On May 1, 2015, Alabama Governor Robert Bentley signed SB80, which expressly bars liability claims against manufacturers that did not design or make the product that a plaintiff actually ingested or used. While at first glance this appears to be nothing more than standard product liability law, the legislation was introduced and passed in reaction to an Alabama Supreme Court opinion, Wyeth Inc. v. Weeks, 2014 Ala. LEXIS 109 (Ala. Aug. 15, 2014).
In Weeks, the Alabama Supreme Court joined a minority of jurisdictions by finding that state law permitted fraud or misrepresentation claims against a brand-name pharmaceutical company stemming from injuries sustained by plaintiff’s use of a generic drug. In responding to a certified question from the United States District Court for the Middle District of Alabama, the Alabama Supreme Court found support for allowing fraud or misrepresentation claims against the brand-name pharmaceutical company because it had written the drug label, which was approved by the FDA, and knew such label would be used by generic drug manufacturers per federal regulations. The court noted early in its decision that it was not creating an innovator liability cause of action. However, in practice, the decision arguably supported imposing liability on a pharmaceutical company solely because it had been involved with the initial FDA approval of the brand-name drug and its label, rather than because it had any involvement with the drug the plaintiff actually ingested.

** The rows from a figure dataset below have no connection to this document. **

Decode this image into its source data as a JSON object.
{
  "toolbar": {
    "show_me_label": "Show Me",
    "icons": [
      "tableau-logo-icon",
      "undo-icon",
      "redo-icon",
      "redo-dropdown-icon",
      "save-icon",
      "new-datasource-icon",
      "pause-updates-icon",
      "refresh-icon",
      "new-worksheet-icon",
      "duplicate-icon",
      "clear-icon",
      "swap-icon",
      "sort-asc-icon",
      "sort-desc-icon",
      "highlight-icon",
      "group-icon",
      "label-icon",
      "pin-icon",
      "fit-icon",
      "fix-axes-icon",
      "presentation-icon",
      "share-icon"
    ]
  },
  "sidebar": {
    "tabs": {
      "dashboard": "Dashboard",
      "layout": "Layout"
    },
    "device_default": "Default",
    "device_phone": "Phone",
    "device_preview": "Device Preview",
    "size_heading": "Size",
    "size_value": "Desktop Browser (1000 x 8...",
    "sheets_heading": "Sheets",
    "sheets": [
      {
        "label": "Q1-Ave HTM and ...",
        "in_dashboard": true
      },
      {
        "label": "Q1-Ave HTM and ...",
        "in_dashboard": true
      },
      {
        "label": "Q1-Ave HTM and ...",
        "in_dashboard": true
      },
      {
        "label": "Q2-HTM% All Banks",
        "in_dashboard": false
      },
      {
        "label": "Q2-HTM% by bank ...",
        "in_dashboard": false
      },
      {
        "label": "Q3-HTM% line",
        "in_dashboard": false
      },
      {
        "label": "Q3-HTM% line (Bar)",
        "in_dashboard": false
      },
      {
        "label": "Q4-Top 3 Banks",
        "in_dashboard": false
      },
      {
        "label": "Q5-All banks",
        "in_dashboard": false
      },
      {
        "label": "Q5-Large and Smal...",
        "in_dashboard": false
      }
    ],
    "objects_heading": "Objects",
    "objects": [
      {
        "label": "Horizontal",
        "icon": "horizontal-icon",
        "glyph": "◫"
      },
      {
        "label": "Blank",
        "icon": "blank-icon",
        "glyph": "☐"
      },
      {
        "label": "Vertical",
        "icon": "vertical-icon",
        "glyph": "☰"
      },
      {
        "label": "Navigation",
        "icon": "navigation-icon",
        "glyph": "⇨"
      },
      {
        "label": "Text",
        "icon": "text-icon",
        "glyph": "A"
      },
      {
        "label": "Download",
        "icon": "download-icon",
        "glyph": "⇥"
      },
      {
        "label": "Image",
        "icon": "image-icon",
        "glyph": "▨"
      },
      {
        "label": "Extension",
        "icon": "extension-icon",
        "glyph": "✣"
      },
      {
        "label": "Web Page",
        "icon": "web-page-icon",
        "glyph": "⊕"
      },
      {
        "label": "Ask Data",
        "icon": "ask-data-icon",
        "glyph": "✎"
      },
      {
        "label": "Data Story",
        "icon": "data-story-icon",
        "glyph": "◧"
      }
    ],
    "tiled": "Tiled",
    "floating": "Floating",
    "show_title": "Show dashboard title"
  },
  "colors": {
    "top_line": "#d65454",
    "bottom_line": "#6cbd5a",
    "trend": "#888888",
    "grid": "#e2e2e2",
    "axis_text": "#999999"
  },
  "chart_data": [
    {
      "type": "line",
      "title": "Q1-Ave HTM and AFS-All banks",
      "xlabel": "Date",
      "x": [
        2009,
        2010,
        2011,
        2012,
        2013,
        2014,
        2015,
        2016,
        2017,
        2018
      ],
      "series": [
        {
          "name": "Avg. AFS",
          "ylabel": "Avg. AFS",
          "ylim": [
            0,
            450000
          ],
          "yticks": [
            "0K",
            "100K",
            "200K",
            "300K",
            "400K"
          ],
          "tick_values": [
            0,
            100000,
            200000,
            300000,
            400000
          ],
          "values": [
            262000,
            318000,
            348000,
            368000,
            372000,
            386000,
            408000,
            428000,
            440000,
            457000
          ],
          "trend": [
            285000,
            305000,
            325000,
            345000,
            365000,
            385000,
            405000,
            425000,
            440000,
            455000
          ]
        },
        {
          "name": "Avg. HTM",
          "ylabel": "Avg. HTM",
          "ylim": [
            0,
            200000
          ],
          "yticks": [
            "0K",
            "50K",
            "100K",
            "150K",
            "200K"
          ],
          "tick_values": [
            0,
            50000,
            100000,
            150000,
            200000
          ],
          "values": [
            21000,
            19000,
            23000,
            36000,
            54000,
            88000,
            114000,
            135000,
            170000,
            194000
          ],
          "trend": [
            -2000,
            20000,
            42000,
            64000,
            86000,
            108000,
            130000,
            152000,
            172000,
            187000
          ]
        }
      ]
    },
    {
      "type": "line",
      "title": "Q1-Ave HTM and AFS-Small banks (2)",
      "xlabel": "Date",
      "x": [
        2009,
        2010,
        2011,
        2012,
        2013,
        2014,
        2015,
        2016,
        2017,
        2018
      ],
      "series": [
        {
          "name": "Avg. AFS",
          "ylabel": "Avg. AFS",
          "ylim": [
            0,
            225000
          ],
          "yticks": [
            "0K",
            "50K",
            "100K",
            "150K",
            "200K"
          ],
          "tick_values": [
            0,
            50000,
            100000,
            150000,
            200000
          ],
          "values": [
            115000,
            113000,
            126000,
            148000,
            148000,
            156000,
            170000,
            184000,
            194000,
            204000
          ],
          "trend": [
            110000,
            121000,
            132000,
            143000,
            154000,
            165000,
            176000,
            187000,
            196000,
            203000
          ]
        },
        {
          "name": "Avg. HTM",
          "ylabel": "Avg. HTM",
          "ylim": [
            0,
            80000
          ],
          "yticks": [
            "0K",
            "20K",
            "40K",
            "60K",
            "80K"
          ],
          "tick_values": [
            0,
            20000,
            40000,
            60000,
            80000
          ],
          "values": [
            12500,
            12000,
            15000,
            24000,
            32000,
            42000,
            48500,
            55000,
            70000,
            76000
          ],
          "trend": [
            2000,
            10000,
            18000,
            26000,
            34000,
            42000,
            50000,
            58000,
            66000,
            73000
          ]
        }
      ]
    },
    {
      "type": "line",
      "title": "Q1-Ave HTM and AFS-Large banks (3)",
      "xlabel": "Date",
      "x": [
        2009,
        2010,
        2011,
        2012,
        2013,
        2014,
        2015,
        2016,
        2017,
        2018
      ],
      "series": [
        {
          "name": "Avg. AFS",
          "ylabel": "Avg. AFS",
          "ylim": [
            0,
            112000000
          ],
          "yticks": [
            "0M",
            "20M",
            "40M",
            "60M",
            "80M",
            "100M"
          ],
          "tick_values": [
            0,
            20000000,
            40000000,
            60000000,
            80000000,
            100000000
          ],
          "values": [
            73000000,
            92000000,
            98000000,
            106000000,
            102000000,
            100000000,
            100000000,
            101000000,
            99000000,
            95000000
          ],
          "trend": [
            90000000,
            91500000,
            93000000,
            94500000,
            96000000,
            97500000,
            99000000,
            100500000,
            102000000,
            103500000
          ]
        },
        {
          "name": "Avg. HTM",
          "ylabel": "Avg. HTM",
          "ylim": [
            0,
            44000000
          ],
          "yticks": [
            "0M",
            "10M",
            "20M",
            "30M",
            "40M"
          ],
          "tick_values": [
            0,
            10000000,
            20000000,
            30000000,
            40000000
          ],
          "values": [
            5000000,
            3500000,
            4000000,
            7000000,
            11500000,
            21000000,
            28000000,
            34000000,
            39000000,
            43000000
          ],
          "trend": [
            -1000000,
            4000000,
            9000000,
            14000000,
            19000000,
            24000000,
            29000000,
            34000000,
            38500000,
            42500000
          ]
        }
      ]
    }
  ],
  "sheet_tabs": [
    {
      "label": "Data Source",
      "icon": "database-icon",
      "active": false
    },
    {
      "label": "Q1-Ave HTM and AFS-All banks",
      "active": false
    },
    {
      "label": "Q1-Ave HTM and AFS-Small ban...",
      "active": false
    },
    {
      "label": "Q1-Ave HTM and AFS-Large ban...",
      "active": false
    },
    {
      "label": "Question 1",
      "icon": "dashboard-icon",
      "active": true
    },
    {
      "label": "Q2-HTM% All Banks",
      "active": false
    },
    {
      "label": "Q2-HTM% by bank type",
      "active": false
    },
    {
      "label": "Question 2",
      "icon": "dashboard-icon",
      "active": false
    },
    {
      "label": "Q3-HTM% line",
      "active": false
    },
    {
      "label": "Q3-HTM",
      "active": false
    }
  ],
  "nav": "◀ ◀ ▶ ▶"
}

In reaction to the Weeks decision, the Alabama legislature introduced this legislation to align Alabama law with the majority view as expressed in multiple cases such as Huck v. Wyeth, Inc., 850 N.W.2d 353 (Iowa 2014); In re Darvocet, Darvon & Propoxyphone Prods. Liab. Litig., 756 F.3d 917 (6th Cir. 2014); Schrock v. Wyeth, Inc., 727 F.3d 1273 (10th Cir. 2014); Guarino v. Wyeth, 719 F.3d 1245 (11th Cir. 2013). This new Alabama law takes effect six months after the signing of the bill and will only apply to suits filed after that date. This means that suits filed in the wake of the Weeks decision will not benefit (directly) from this legislation, but the new statute does provide additional grounds to defend failure-to-warn claims in future suits brought against brand-name pharmaceutical companies in Alabama.